The impairment is attributable to diffuse abnormalities in frontal cortex, hippocampus, and other cognitive modulating structures.[55] Physiologically, the impairments are associated with deficits in glutamatergic, GABAergic, dopaminergic, cholinergic, and serotonergic neurotransmitter systems. The serotonergic neurotransmitter system contributes to the deficit through its influence on dopaminergic, cholinergic, glutamatergic, GABAergic, and growth factors and receptor functions all important in schizophrenia and cognitive status.[2256] Additional studies are required to determine the specific neural mechanisms responsible for the observed patterns of learning and memory. The different patterns of memory deficits may reflect the differences impact of dose effect, as well as a time-dependent impairment. Further studies are needed to whether these findings included in our meta-analysis are as a result of this mechanism remains to be elucidated.

Conclusion

Finding of various studies included in our meta-analysis showed that the effect of acute and subchronic exposure to khat showed that short-term memory appears to be affected depending on duration of exposure. However, it shows no effect on long-term memory. Although a number of studies regarding the current topic are limited, the evidenced showed that khat (C. edulis) induced memory discrepancy.

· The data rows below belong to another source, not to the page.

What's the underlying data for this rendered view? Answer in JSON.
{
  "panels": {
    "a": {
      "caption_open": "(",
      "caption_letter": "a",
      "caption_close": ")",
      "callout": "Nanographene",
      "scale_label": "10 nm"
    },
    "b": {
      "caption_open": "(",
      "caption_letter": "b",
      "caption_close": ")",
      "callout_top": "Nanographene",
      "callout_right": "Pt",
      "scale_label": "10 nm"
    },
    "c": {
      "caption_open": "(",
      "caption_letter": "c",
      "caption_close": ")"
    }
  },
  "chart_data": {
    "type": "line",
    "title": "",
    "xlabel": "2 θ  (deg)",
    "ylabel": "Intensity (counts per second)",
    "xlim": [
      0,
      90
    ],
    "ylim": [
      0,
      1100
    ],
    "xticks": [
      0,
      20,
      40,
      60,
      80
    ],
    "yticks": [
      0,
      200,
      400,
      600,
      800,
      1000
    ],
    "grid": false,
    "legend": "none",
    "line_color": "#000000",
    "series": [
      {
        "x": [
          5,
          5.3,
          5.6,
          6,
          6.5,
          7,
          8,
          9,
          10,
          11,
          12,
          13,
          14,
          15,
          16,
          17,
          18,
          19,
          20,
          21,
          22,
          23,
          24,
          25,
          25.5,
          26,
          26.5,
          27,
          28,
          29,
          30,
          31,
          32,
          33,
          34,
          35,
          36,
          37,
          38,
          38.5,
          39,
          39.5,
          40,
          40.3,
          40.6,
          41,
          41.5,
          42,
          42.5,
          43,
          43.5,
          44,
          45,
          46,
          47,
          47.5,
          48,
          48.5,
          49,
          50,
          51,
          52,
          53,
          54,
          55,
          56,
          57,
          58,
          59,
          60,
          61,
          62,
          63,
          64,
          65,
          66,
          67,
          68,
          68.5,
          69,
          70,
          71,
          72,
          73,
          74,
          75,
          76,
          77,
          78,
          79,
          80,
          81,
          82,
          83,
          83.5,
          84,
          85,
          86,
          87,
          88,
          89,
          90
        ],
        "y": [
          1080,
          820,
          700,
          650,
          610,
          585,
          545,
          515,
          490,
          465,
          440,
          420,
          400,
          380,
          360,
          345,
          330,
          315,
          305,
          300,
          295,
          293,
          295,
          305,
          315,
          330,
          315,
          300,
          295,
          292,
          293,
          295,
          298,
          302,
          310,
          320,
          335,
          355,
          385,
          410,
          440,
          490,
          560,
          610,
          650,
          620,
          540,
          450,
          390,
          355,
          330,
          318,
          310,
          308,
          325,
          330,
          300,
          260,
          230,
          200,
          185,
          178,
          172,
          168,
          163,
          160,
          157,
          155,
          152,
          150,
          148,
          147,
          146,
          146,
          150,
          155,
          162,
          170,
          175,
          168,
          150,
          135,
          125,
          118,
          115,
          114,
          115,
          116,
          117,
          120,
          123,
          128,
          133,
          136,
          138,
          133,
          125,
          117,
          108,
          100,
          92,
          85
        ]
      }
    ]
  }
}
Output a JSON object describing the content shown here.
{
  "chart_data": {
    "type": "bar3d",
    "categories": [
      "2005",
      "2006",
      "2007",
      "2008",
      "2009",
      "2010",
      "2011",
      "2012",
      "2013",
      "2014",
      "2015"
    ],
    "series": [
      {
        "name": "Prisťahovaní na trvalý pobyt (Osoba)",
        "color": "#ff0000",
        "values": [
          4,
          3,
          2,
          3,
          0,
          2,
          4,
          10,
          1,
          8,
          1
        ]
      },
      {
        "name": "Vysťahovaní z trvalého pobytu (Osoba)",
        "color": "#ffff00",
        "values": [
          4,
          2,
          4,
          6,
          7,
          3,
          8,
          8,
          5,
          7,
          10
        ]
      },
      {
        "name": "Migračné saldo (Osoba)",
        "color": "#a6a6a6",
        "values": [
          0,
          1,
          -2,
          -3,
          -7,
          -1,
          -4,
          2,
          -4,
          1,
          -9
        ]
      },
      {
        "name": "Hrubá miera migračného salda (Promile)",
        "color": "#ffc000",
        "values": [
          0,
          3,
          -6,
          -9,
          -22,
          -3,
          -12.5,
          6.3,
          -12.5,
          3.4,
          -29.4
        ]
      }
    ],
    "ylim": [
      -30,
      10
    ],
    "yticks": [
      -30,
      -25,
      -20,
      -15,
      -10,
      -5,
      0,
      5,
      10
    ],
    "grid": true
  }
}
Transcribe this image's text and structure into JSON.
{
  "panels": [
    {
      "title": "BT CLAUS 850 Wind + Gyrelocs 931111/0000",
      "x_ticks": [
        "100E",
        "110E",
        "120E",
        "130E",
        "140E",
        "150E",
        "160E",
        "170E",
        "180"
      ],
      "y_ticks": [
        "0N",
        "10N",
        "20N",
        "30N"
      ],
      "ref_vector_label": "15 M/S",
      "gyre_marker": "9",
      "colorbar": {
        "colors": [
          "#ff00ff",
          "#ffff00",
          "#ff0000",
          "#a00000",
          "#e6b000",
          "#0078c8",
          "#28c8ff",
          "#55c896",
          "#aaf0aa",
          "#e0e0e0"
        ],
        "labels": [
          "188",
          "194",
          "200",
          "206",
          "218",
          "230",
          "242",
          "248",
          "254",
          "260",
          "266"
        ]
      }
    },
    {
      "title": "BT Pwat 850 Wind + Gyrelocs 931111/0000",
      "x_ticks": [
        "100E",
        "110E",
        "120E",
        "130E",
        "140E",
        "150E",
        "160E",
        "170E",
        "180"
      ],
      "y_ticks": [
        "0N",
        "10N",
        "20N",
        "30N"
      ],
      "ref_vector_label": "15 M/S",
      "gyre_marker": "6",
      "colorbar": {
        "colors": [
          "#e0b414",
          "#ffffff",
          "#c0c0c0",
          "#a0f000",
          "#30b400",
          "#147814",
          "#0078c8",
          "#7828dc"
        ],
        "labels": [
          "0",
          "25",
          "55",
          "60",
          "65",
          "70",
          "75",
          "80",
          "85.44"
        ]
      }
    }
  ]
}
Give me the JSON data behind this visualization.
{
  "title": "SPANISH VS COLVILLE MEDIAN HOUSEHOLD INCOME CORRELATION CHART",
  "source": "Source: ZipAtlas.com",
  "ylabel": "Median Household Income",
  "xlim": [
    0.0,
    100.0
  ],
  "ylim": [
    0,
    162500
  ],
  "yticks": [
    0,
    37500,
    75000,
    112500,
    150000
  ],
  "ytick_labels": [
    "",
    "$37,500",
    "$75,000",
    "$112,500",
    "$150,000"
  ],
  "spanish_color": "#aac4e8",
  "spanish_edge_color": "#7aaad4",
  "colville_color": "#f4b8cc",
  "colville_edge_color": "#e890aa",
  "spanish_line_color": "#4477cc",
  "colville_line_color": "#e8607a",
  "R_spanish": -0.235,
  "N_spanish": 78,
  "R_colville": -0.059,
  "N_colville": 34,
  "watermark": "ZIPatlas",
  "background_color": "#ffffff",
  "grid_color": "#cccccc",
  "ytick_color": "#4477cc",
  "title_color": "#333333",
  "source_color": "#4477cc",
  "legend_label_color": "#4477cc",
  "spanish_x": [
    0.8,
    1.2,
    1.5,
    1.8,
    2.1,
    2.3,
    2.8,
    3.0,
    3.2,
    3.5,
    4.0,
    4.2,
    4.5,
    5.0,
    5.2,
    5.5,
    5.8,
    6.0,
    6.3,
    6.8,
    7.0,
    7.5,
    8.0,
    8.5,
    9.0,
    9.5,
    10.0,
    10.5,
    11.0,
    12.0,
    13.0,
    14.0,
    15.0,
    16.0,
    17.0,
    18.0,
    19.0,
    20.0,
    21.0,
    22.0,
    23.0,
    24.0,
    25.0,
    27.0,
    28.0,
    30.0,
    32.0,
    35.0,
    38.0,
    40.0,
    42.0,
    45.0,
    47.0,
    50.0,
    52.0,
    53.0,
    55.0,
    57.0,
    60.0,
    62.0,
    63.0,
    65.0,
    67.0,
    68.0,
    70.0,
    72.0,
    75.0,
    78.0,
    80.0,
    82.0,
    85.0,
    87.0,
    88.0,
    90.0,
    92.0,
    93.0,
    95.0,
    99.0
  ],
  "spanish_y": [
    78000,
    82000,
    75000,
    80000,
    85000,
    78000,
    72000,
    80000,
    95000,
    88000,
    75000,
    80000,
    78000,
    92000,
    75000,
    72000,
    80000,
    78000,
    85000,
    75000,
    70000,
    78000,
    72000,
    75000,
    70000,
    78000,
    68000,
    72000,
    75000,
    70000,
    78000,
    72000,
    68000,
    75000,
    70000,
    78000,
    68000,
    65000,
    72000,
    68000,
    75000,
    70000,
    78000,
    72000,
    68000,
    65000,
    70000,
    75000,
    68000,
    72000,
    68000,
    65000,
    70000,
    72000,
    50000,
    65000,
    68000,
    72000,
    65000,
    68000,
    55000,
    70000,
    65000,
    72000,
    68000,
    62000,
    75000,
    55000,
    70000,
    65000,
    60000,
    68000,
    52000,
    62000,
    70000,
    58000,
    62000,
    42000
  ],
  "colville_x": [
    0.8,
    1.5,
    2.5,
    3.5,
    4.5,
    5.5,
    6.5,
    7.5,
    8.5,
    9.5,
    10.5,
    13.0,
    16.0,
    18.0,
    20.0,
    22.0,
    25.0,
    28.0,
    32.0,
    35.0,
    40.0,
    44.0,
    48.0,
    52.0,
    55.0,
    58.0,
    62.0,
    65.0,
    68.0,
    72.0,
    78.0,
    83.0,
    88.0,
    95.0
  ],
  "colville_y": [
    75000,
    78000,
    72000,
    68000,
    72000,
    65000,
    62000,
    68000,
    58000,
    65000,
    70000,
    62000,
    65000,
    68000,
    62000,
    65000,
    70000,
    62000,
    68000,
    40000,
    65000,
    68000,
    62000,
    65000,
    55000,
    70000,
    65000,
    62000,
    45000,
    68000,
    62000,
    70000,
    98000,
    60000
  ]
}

Financial support and sponsorship

Nil.

Conflicts of interest

There are no conflicts of interest.

Acknowledgments

The authors acknowledge the immense help received from the scholars whose articles are cited and included in references of this manuscript. The authors are also grateful to authors/editors/publishers of all those articles, journals, and books from where the literature for this article has been reviewed and discussed.